Фашисты по молодости лет не знали, как поступить. Это были неопытные фашисты, фашистята. Рывшийся перестал растопыривать плечи и остановился.
— И лады, — одобрил веселый. — Выкладывай.
Что-то невнятно бурча, рывшийся небрежно уронил рублевки Юрику на колени.
— Ну и отпустишь ты его, наконец? — не приближаясь, спросил веселый.
— Ладно-ладно, — пробормотал державший и выпустил палец. — Сладил, дылда… подожди еще, я твое лицо запомнил…
— Мое лицо всем врезается в память, — согласился спаситель, улыбаясь, и негромко скомандовал: — Кругом — марш!
И фашистята, еще раз огрызнувшись, побрели в темноту мимо безмятежно целующейся пары.
Спаситель сел, и Юрик, наскоро стерев слезы, шмыгая носом, уставился на него.
Он не походил на героя вестерна. Слишком доброе лицо. В боевиках людей с такими лицами обычно бандиты убивают в самом начале, чтобы зритель начал сопереживать и смотреть с интересом.
— Сдрейфил? — спросил спаситель. Юрик всхлипнул, сосредоточенно вправляя палец. От боли хотелось выть. — Деньги не потеряй, — спаситель аккуратно сложил рублевки и сунул Юрику в карман. Провел по его руке. — Экий холодный… Чего сидишь? До дому двигай, расселся тут…
— Что же это? — плачуще воскликнул Юрик.
— Что? — озадачился спаситель.
— Разве так еще бывает? Куда милиция смотрит? Дружинники?
Спаситель повнимательней заглянул Юрику в лицо. Качнул головой.
— Вы… дружинник? — шепотом спросил Юрик.
— Ясно дело, — ответил спаситель. — Володимирскай. Наши до Рязани двинули, а я отстал, запой, вишь, у меня…
Юрик всхлипнул.
— Ну, вставай, вставай, — сказал спаситель. — Помочь?
— Нет, — ответил Юрик как можно тверже. Что же это такое, погулять не могу без помощи, с отчаянием начал понимать он. Ноги не держали, хотели снова уронить его на скамью. Спаситель поддержал. Коленки трепетали, в них ударами вспыхивала боль.
— Перестаньте держать! — крикнул Юрик срывающимся, полным слез голосом. — Чего уж я, и стоять сам не могу?!
— Ну, как сказать, — спаситель снова улыбнулся. — Покамест, вроде, нет.
— Могу!!! — взвизгнул Юрик. На заботящихся можно визжать. Да чего он пристал?!. — Чего вы пристали! Отпус… пустите меня!
Спаситель поспешно отпустил.
— Лады, — проговорил он.
— Доберусь без вас! Ходить-то я не разучился!
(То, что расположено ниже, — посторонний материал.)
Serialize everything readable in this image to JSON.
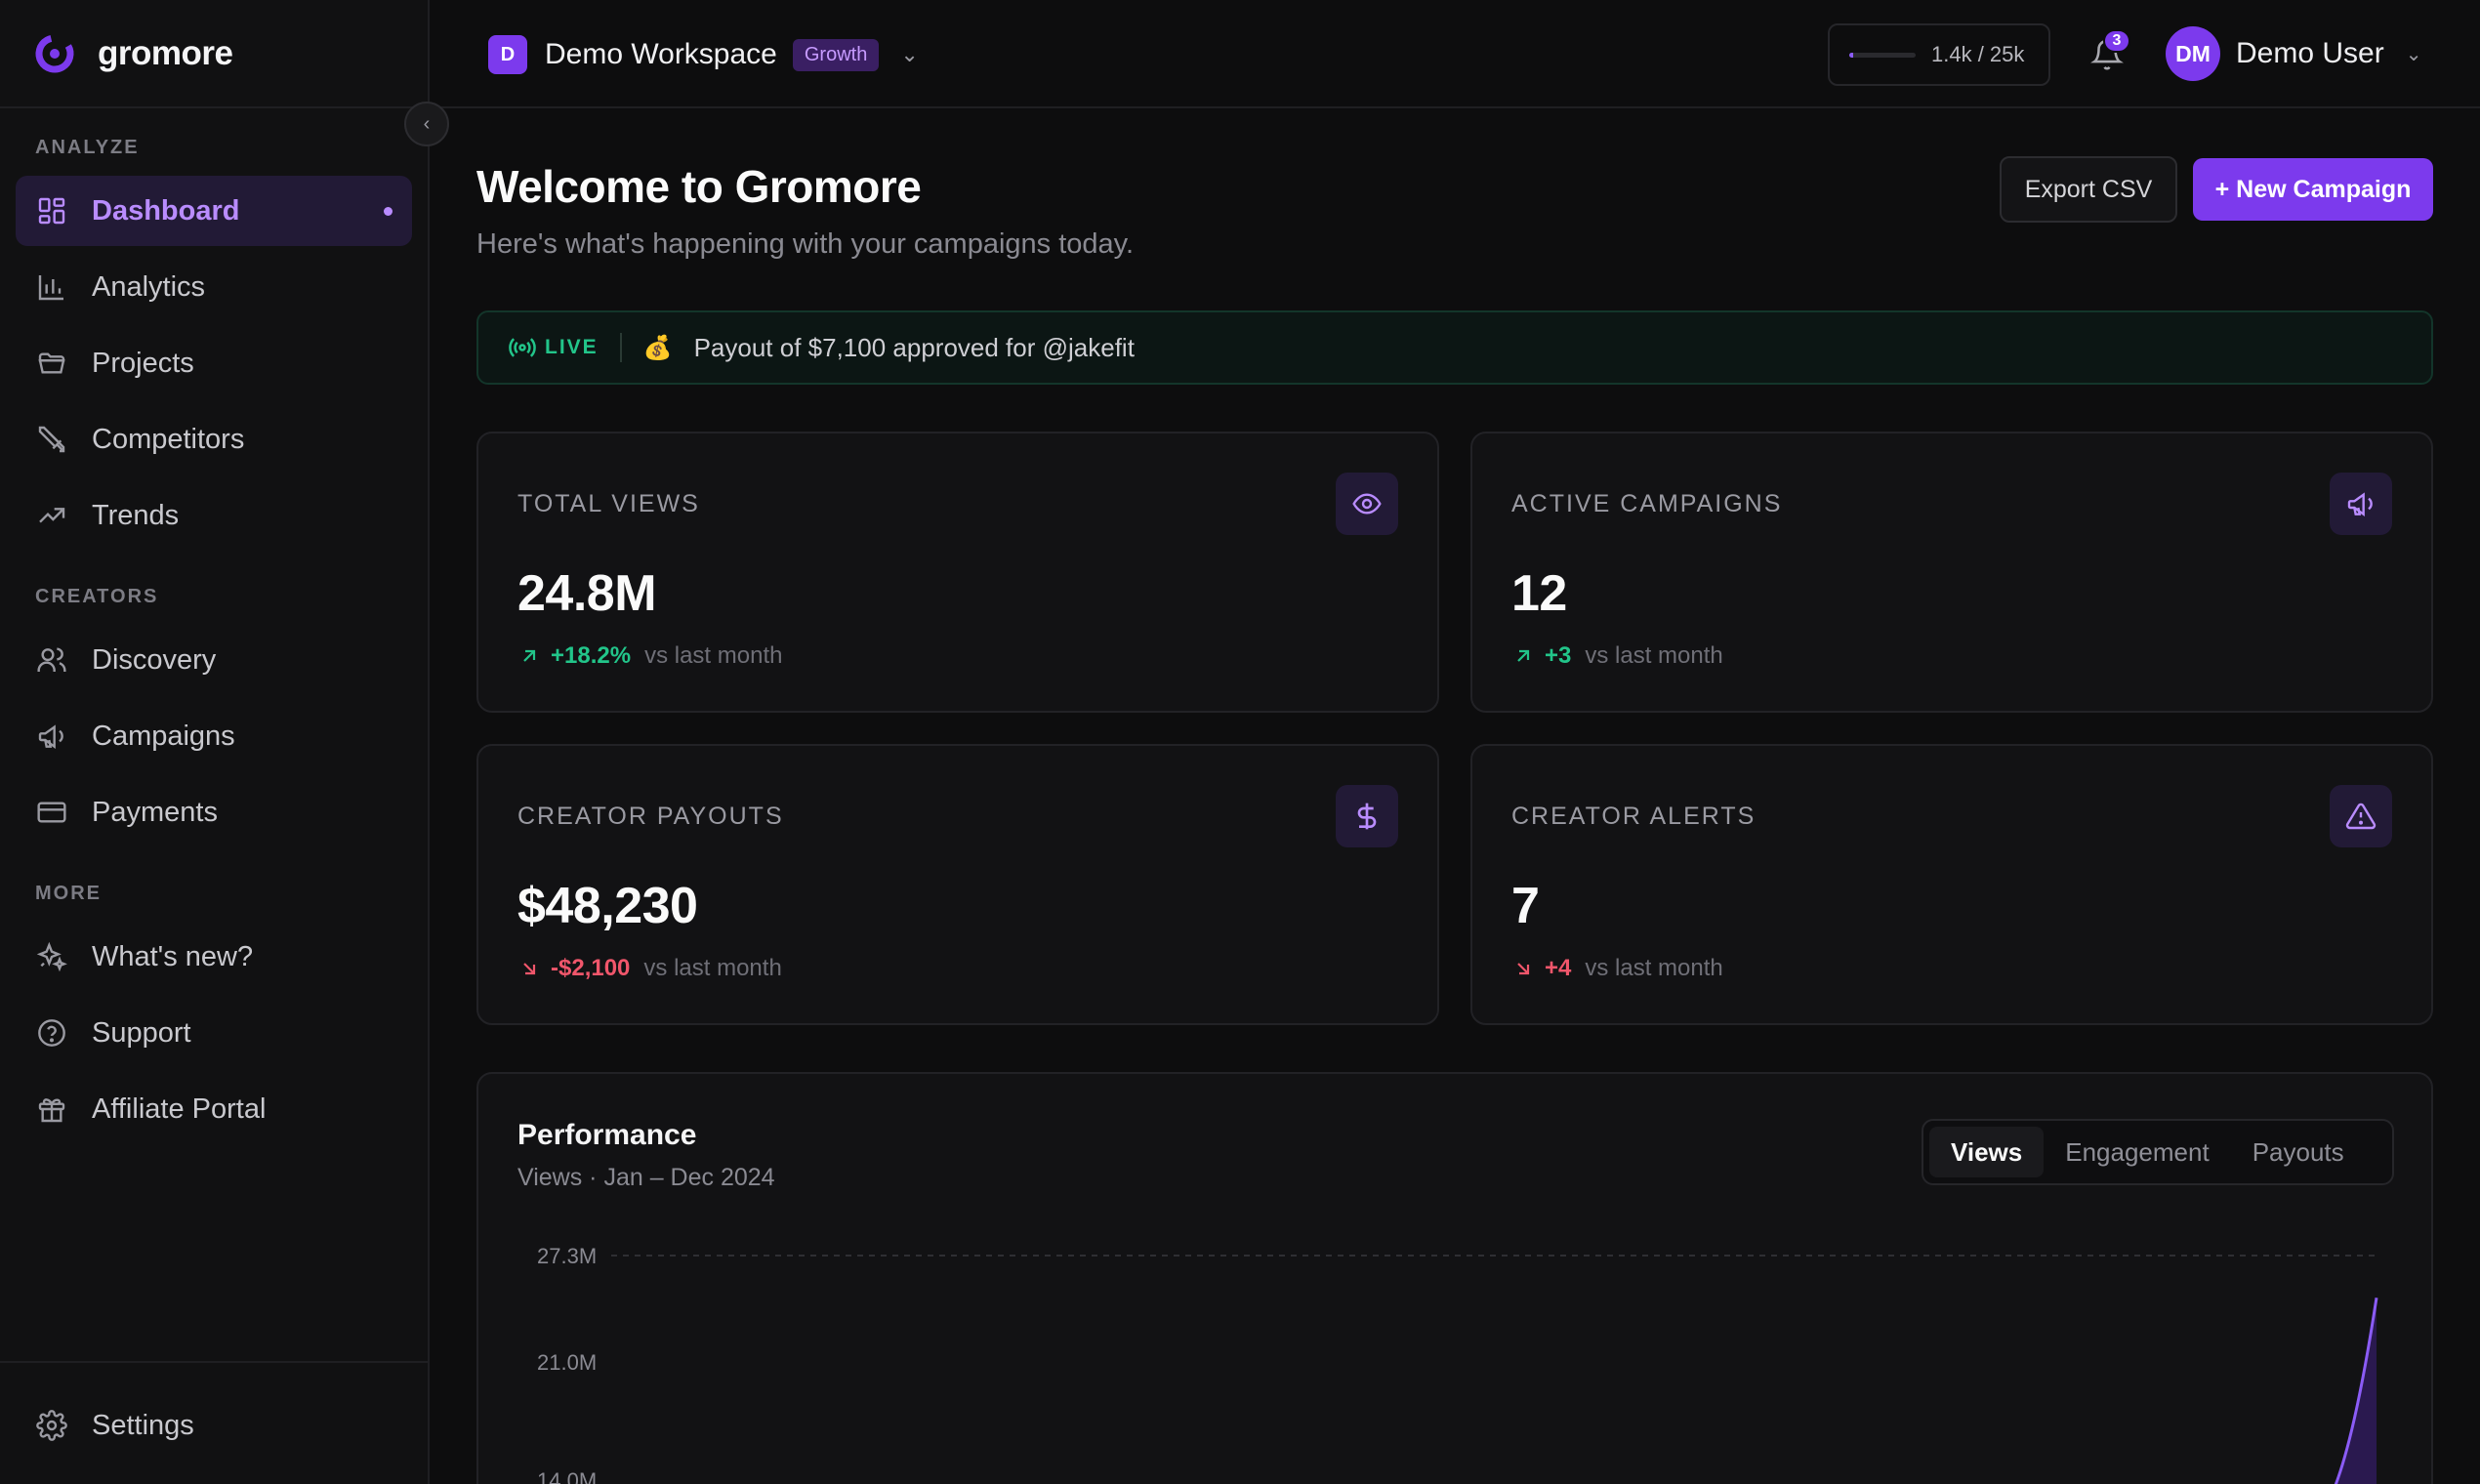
{
  "brand": {
    "name": "gromore"
  },
  "sidebar": {
    "sections": [
      {
        "label": "ANALYZE"
      },
      {
        "label": "CREATORS"
      },
      {
        "label": "MORE"
      }
    ],
    "items": [
      {
        "label": "Dashboard",
        "icon": "dashboard-icon",
        "active": true
      },
      {
        "label": "Analytics",
        "icon": "bar-chart-icon"
      },
      {
        "label": "Projects",
        "icon": "folder-icon"
      },
      {
        "label": "Competitors",
        "icon": "swords-icon"
      },
      {
        "label": "Trends",
        "icon": "trending-up-icon"
      },
      {
        "label": "Discovery",
        "icon": "users-icon"
      },
      {
        "label": "Campaigns",
        "icon": "megaphone-icon"
      },
      {
        "label": "Payments",
        "icon": "credit-card-icon"
      },
      {
        "label": "What's new?",
        "icon": "sparkles-icon"
      },
      {
        "label": "Support",
        "icon": "help-circle-icon"
      },
      {
        "label": "Affiliate Portal",
        "icon": "gift-icon"
      }
    ],
    "settings_label": "Settings"
  },
  "topbar": {
    "workspace_initial": "D",
    "workspace_name": "Demo Workspace",
    "plan_badge": "Growth",
    "usage_text": "1.4k / 25k",
    "usage_fraction": 0.056,
    "notification_count": "3",
    "user_initials": "DM",
    "user_name": "Demo User"
  },
  "header": {
    "title": "Welcome to Gromore",
    "subtitle": "Here's what's happening with your campaigns today.",
    "export_label": "Export CSV",
    "new_campaign_label": "+ New Campaign"
  },
  "live": {
    "label": "LIVE",
    "emoji": "💰",
    "text": "Payout of $7,100 approved for @jakefit"
  },
  "stats": [
    {
      "label": "TOTAL VIEWS",
      "value": "24.8M",
      "delta": "+18.2%",
      "trend": "up",
      "note": "vs last month",
      "icon": "eye-icon"
    },
    {
      "label": "ACTIVE CAMPAIGNS",
      "value": "12",
      "delta": "+3",
      "trend": "up",
      "note": "vs last month",
      "icon": "megaphone-icon"
    },
    {
      "label": "CREATOR PAYOUTS",
      "value": "$48,230",
      "delta": "-$2,100",
      "trend": "down",
      "note": "vs last month",
      "icon": "dollar-icon"
    },
    {
      "label": "CREATOR ALERTS",
      "value": "7",
      "delta": "+4",
      "trend": "down",
      "note": "vs last month",
      "icon": "alert-triangle-icon"
    }
  ],
  "performance": {
    "title": "Performance",
    "subtitle": "Views · Jan – Dec 2024",
    "tabs": [
      {
        "label": "Views",
        "active": true
      },
      {
        "label": "Engagement"
      },
      {
        "label": "Payouts"
      }
    ]
  },
  "chart_data": {
    "type": "area",
    "ytick_labels": [
      "27.3M",
      "21.0M",
      "14.0M"
    ],
    "yticks": [
      27.3,
      21.0,
      14.0
    ],
    "x": [
      11.55,
      12
    ],
    "values": [
      11.5,
      24.8
    ],
    "xlim": [
      1,
      12
    ],
    "ylim": [
      7,
      27.3
    ],
    "colors": {
      "line": "#8b5cf6",
      "fill": "#2d1b55"
    }
  },
  "colors": {
    "accent": "#7c3aed",
    "positive": "#22c58a",
    "negative": "#f0566b"
  }
}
— Счастливо, — сказал спаситель.
Спаситель, подумал я. Раньше это слово писали с большой буквы. И обозначало оно одного-единственного человека.
А теперь?
Юрик опять плакал. Это разве жизнь? Из дому выйти нельзя! Добро бы на фронте был искалечен, как Синцов или Мересьев, а то ведь смешно! Не связалось у природы, на миг она недосмотрела, и за эту ее исчезающе малую халатность он, живой, ни в чем не виноватый, всю жизнь никуда не годен, никому не нужен, всю жизнь смешон!.. Потому и Вика… Если б он был сильным, как эти двое! Быть сильным, как веселый спаситель, ему и в голову не приходило, сила ассоциировалась у него лишь со злом. Он полз, и вдруг сообразил, что не знает, где дом. Он остановился. Он же обещал маме вернуться через час — а прошло сколько? Стемнело! Мама, наверное, места себе не находит! Позвонить немедленно! Он зашарил по карманам, вспомнил, что двушки остались у фашистят.
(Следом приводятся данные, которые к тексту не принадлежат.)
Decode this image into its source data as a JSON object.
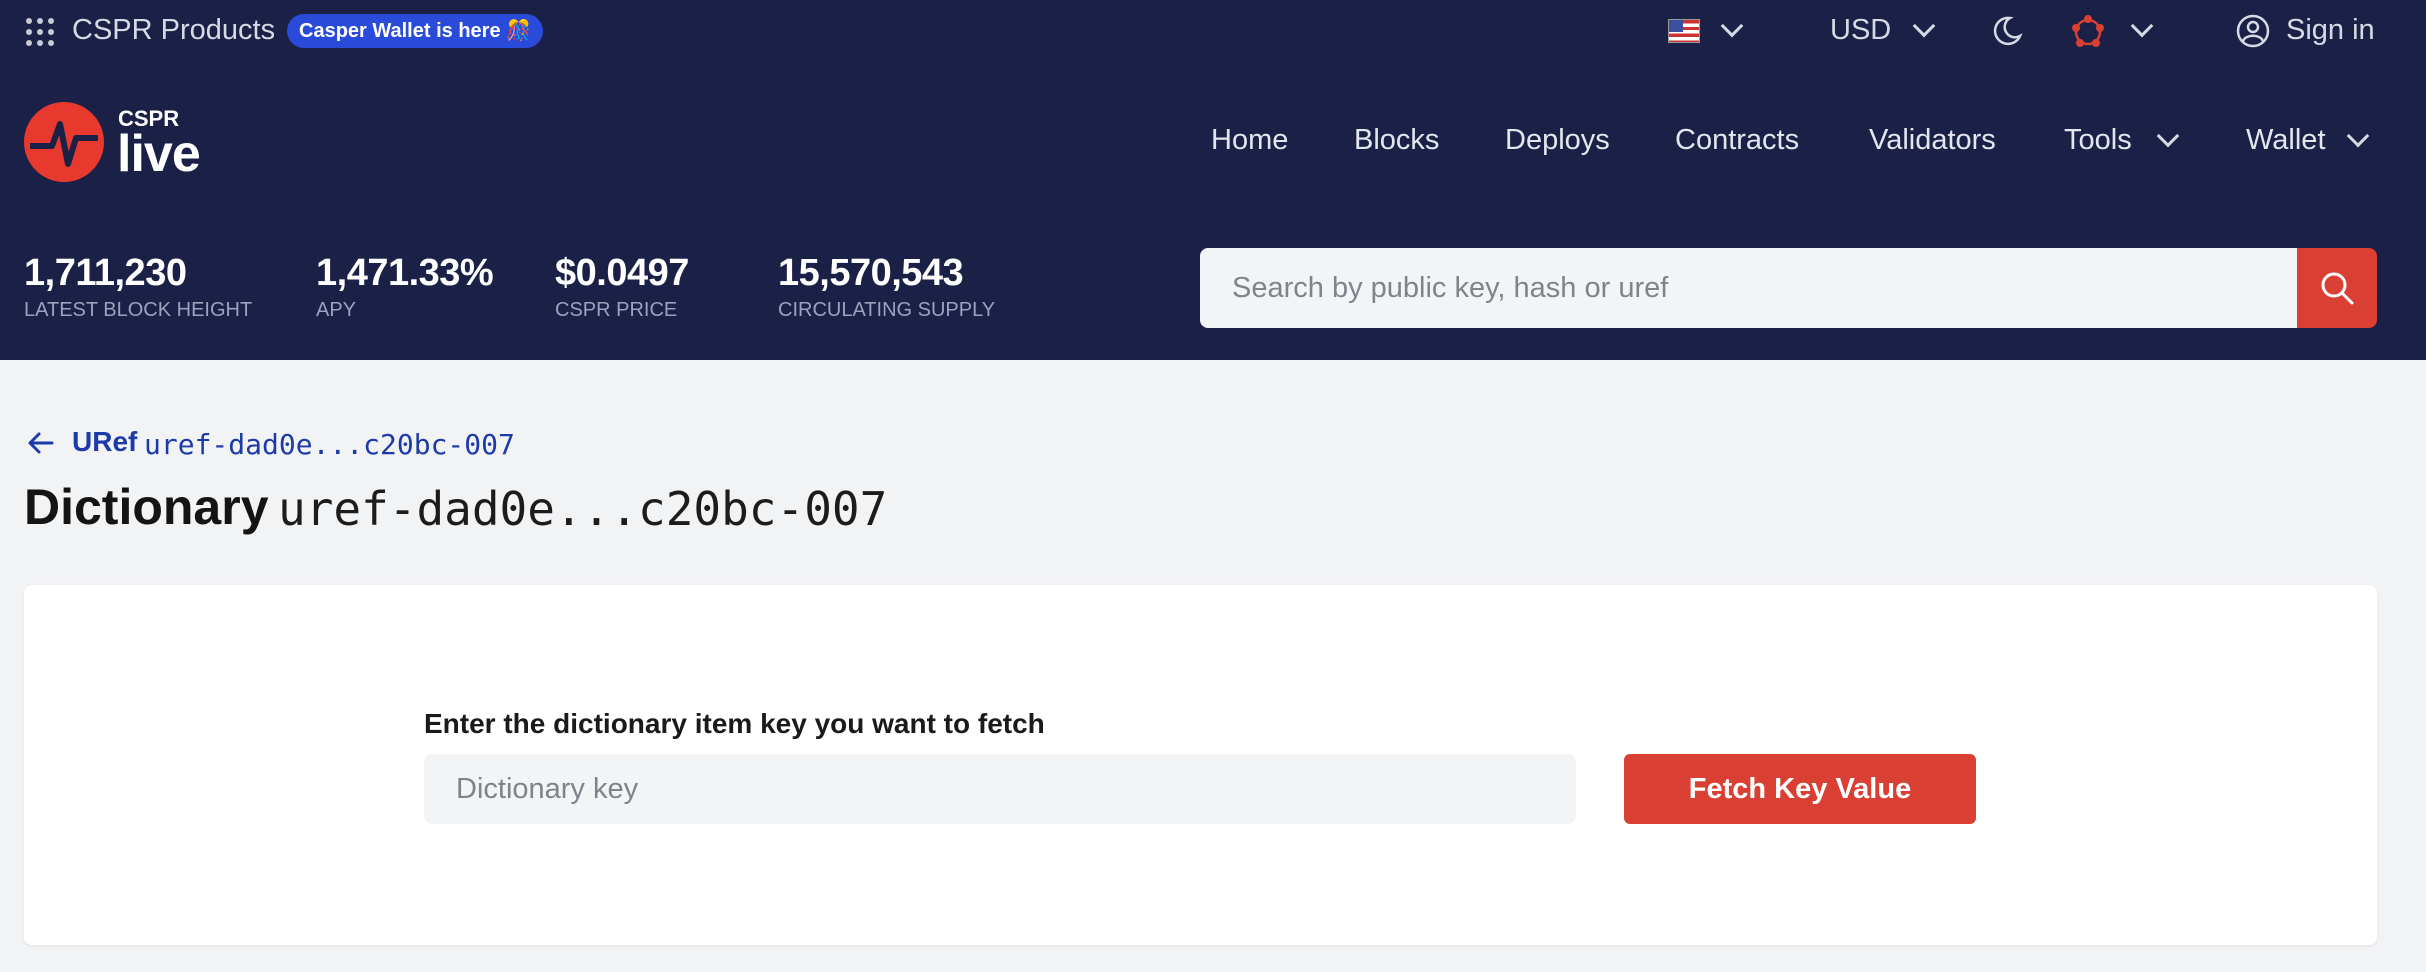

Дима проводил взглядом заплаканного смешного мальчишку, продолжая улыбаться. Он чувствовал себя великолепно. Он знал, что драки мог и не выстоять, но подошел без колебаний, лихо и бесшабашно. Сегодня он всемогущ. Звездный день.
А Юрина мама вновь обзванивала милицию, больницы и морг. В милиции ее голос уже помнили; молоденький дежурный, как умел, пытался успокоить ее: «Да что вы, мамаша, ну с девушкой загулялся…» «Он у меня не ходит с девушками!» — отчаянно кричала мама. В трубке приглушенно хмыкали — дежурный-то знал, как проводят парни теплые вечера, особенно если мамы о них такого мнения. Но не спорить же с обезумевшей. «Ну гуляет, вечер теплый…» «Хорошенькое дело, теплый! Дождь лил как из ведра!» «Может, к другу зашел?» «К какому это другу?!»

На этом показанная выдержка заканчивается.